Fresh Clear Eyes
In Buddhist meditation there is a lot of formal practice, often tedious and frequently painful. In the same way an athlete will excercise so too does a Buddhist spend time on their cushion each day. The athlete trains so that at the time of their event they can perform well. I trained so that I could be aware of the process of the mind creating opinions, judgements, stories.
Why did I spend six years training to be aware of the process of the mind? So I could be free of the unhelpful habits of my mind that (according to Buddha) are the cause of all misery.
I’ve moved away from formal Buddhist meditation but the training is still there. And every now and then it kicks in spontaneously. I will be fuming with anger about someone and then I suddenly realise I am furious not because of them but because of an opinion I was holding onto about them. In the absence of that opinion I don’t have a problem. By seeing the process one can step outside it – if that’s what you choose. Not everyone wishes to.
Even the old decaying concrete walls and piles of rubbish looked fresh and new. I suppose that’s what happens when I have fresh, clear eyes.
The Ganga River in Rishikesh
So I was in Rishikesh, India, and having a moment by the Ganga River. There was water, sunlight, buildings, rocks. There was no script, no story. Just the river and sunshine and my breathing. And I was aware of this moment and accepting of it.
I’d stepped out of the usual mental process for a moment. The next step is to not be sucked back into that usual mental process by automatically filling that space. And a part of me wanted to fill the space, fill it by fixating on something – sensations, memories or plans, it almost doesn’t matter what. Possibilities arose – I could dwell on the mundane (my bum is sore, i should get up and walk); to the sensory (i could eat those mangoes in my bag, they’d taste delicious right now); to the sensual (I wonder if she’d go to bed with me?); to the transcendental (it would be so cool to be enlightened!).
And the automatic response is to choose an option and become immersed in the drama! To go with a thought and weave a whole vivid and compelling story about this imagined future! One story might be “If I walk where will I go? What will I do?”. Or how about some minor pride over my purchase of mangoes, encouraging myself what a seasoned traveller I am? Erotic daydreams are another great way to avoid investigating the mental process that I find so difficult to step out of. And of course speculating on enlightenment is an ancient method for avoiding the cost of attaining enlightenment.

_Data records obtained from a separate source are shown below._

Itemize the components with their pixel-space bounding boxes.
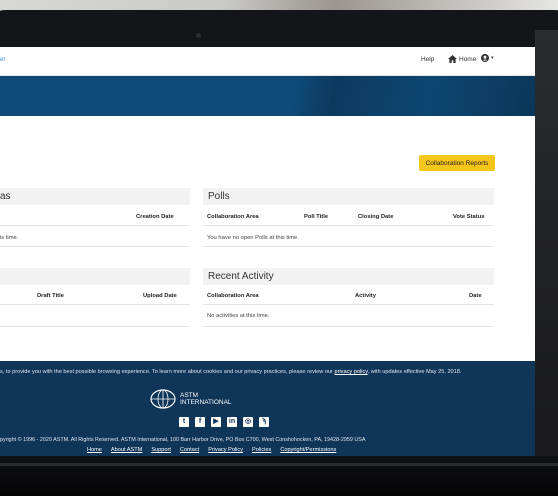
brand-link[interactable]: er	[0, 57, 5, 63]
cookie-notice: s, to provide you with the best possible…	[0, 369, 461, 375]
column-header-date: Date	[469, 293, 482, 299]
site-footer: s, to provide you with the best possible…	[0, 361, 535, 456]
column-header-draft-title: Draft Title	[37, 293, 64, 299]
home-icon	[448, 55, 457, 63]
drafts-panel-header	[0, 268, 190, 285]
column-header-collaboration-area: Collaboration Area	[207, 293, 259, 299]
top-navigation: er Help Home ▾	[0, 47, 535, 76]
divider	[203, 304, 494, 305]
column-header-collaboration-area: Collaboration Area	[207, 214, 259, 220]
cookie-text: s, to provide you with the best possible…	[0, 369, 335, 375]
divider	[0, 225, 190, 226]
astm-logo[interactable]: ASTM INTERNATIONAL	[150, 389, 232, 409]
astm-logo-icon	[150, 389, 176, 409]
column-header-vote-status: Vote Status	[453, 214, 485, 220]
empty-message: No activities at this time.	[207, 313, 270, 319]
recent-activity-panel-header: Recent Activity	[203, 268, 494, 285]
screen-edge	[535, 30, 558, 460]
linkedin-icon[interactable]: in	[227, 417, 237, 427]
laptop-hinge	[0, 463, 558, 466]
column-header-upload-date: Upload Date	[143, 293, 177, 299]
user-menu[interactable]: ▾	[481, 54, 494, 62]
divider	[0, 326, 190, 327]
divider	[0, 246, 190, 247]
logo-line-2: INTERNATIONAL	[180, 399, 232, 406]
social-links: t f ▶ in ◎ ϡ	[179, 417, 269, 427]
collaboration-reports-button[interactable]: Collaboration Reports	[419, 155, 495, 171]
column-header-creation-date: Creation Date	[136, 214, 174, 220]
column-header-poll-title: Poll Title	[304, 214, 329, 220]
recent-activity-title: Recent Activity	[208, 271, 274, 282]
divider	[203, 246, 494, 247]
instagram-icon[interactable]: ◎	[243, 417, 253, 427]
user-icon	[481, 54, 489, 62]
home-link-label: Home	[459, 55, 477, 63]
footer-link-home[interactable]: Home	[87, 447, 102, 453]
home-link[interactable]: Home	[448, 55, 476, 63]
footer-link-support[interactable]: Support	[151, 447, 171, 453]
collaboration-areas-panel-header: as	[0, 188, 190, 205]
laptop-base	[0, 456, 558, 496]
logo-line-1: ASTM	[180, 392, 199, 399]
divider	[203, 225, 494, 226]
facebook-icon[interactable]: f	[195, 417, 205, 427]
divider	[203, 326, 494, 327]
polls-panel-header: Polls	[203, 188, 494, 205]
footer-link-about[interactable]: About ASTM	[111, 447, 142, 453]
chevron-down-icon: ▾	[491, 55, 494, 61]
empty-message: is time.	[0, 235, 19, 241]
column-header-activity: Activity	[355, 293, 376, 299]
empty-message: You have no open Polls at this time.	[207, 235, 299, 241]
youtube-icon[interactable]: ▶	[211, 417, 221, 427]
footer-link-policies[interactable]: Policies	[252, 447, 271, 453]
laptop-scene: er Help Home ▾ Collaboration Reports as …	[0, 0, 558, 496]
footer-link-copyright[interactable]: Copyright/Permissions	[280, 447, 336, 453]
cookie-text-end: , with updates effective May 25, 2018.	[367, 369, 462, 375]
privacy-policy-link[interactable]: privacy policy	[334, 369, 367, 375]
help-link[interactable]: Help	[421, 56, 434, 63]
browser-viewport: er Help Home ▾ Collaboration Reports as …	[0, 47, 535, 456]
twitter-icon[interactable]: t	[179, 417, 189, 427]
panel-title: as	[0, 191, 11, 202]
footer-link-contact[interactable]: Contact	[180, 447, 199, 453]
column-header-closing-date: Closing Date	[358, 214, 394, 220]
rss-icon[interactable]: ϡ	[259, 417, 269, 427]
footer-link-privacy[interactable]: Privacy Policy	[208, 447, 243, 453]
copyright-text: pyright © 1996 - 2020 ASTM. All Rights R…	[0, 437, 366, 443]
page-banner	[0, 76, 535, 116]
polls-title: Polls	[208, 191, 230, 202]
webcam	[196, 33, 201, 38]
footer-links: Home About ASTM Support Contact Privacy …	[87, 447, 336, 453]
divider	[0, 304, 190, 305]
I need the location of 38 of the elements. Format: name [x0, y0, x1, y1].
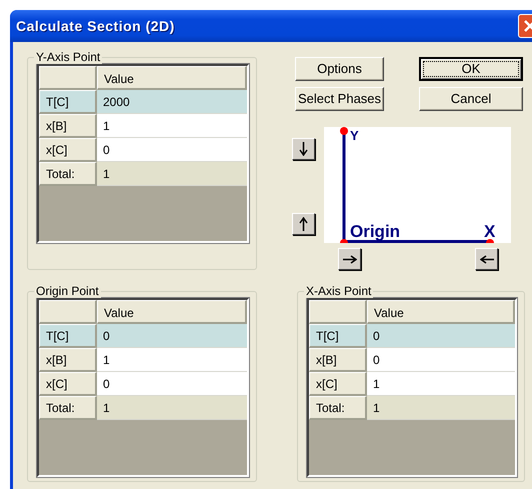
group-title: Y-Axis Point [34, 50, 102, 64]
table-cell[interactable]: 0 [367, 348, 515, 372]
row-header: Total: [309, 396, 367, 420]
row-header: x[B] [309, 348, 367, 372]
dialog-button[interactable]: Select Phases [295, 87, 384, 111]
row-header: Total: [39, 162, 97, 186]
row-header: T[C] [309, 324, 367, 348]
row-header: x[C] [39, 138, 97, 162]
row-header: x[B] [39, 114, 97, 138]
table-cell[interactable]: 0 [97, 372, 247, 396]
table-cell[interactable]: 1 [97, 396, 247, 420]
table-cell[interactable]: 1 [367, 372, 515, 396]
table-cell[interactable]: 0 [97, 324, 247, 348]
table-cell[interactable]: 0 [97, 138, 247, 162]
row-header: T[C] [39, 324, 97, 348]
column-header: Value [367, 300, 515, 324]
row-header: Total: [39, 396, 97, 420]
group-title: Origin Point [34, 284, 101, 298]
table-cell[interactable]: 1 [97, 348, 247, 372]
window-title: Calculate Section (2D) [16, 16, 175, 36]
dialog-button[interactable]: Options [295, 57, 384, 81]
table-cell[interactable]: 2000 [97, 90, 247, 114]
group-title: X-Axis Point [304, 284, 374, 298]
origin-label: Origin [350, 222, 400, 241]
table-cell[interactable]: 1 [97, 114, 247, 138]
dialog-button[interactable]: Cancel [419, 87, 523, 111]
table-cell[interactable]: 0 [367, 324, 515, 348]
x-axis-label: X [484, 222, 496, 241]
table-cell[interactable]: 1 [367, 396, 515, 420]
y-axis-label: Y [350, 128, 359, 143]
row-header: x[C] [309, 372, 367, 396]
column-header: Value [97, 300, 247, 324]
table-cell[interactable]: 1 [97, 162, 247, 186]
row-header: T[C] [39, 90, 97, 114]
dialog-button[interactable]: OK [419, 57, 523, 81]
row-header: x[C] [39, 372, 97, 396]
row-header: x[B] [39, 348, 97, 372]
column-header: Value [97, 66, 247, 90]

The complicated process of creating a reality to struggle agains
But in that moment the busy chatter of the mind became another part of the moment, just like the river and the sunlight. All those hours of meditation sent practicing a habit coming to blossom in a moment of spontaneous letting go.
This was a moment when i observed the habit arising in the mind and i side stepped it – let it go. There was a vivid sense of something bustling and writhing, looking to feed itself, looking to grow. Like a virus, wanting to hijack my energy, control me.
In that moment it was possible to stop the mental-virus before it gained momentum. And the resulting space in the mind was open to having an experience: the sound of the river; the pattern of leaves against the sky; the feeling of warm, rough concrete against my back.
There was no need for words. There was no need to do anything. It was enough to experience without comment, without judgement, without reaction. The Ganga’s waters made patterns of green and white as the rafters bobbed over the rapids, falling up and down with crazy turbulence as the river roared on, vast and inhuman. I actually saw the river: it was pure energy expressing itself as water. The buildings on the opposite shore amidst the trees and bushes looked as if they had popped into existence in that moment. Everything looked as if it had just appeared. Even the old decaying concrete walls and piles of rubbish looked fresh and new. I suppose that’s what happens when I have fresh, clear eyes.
Space, the only frontier
Space. When I made that decision to not go with the habit of the busy mind there was a lot of space – in the absence of mental clutter the mind has an openness that can welcome and enjoy anything.
I look up and hear Rishikesh. Vividly. See it, smell it. Scooters dodging cow shit and holy men dozing by the side of the road, their beards and dreadlocks intricate patterns of follicles. There are children playing on the river sands, their bright red and green clothes flash like parrots in flight as the kids cry out and chase each other, with the adults walking slowly along after them, barefoot and benign.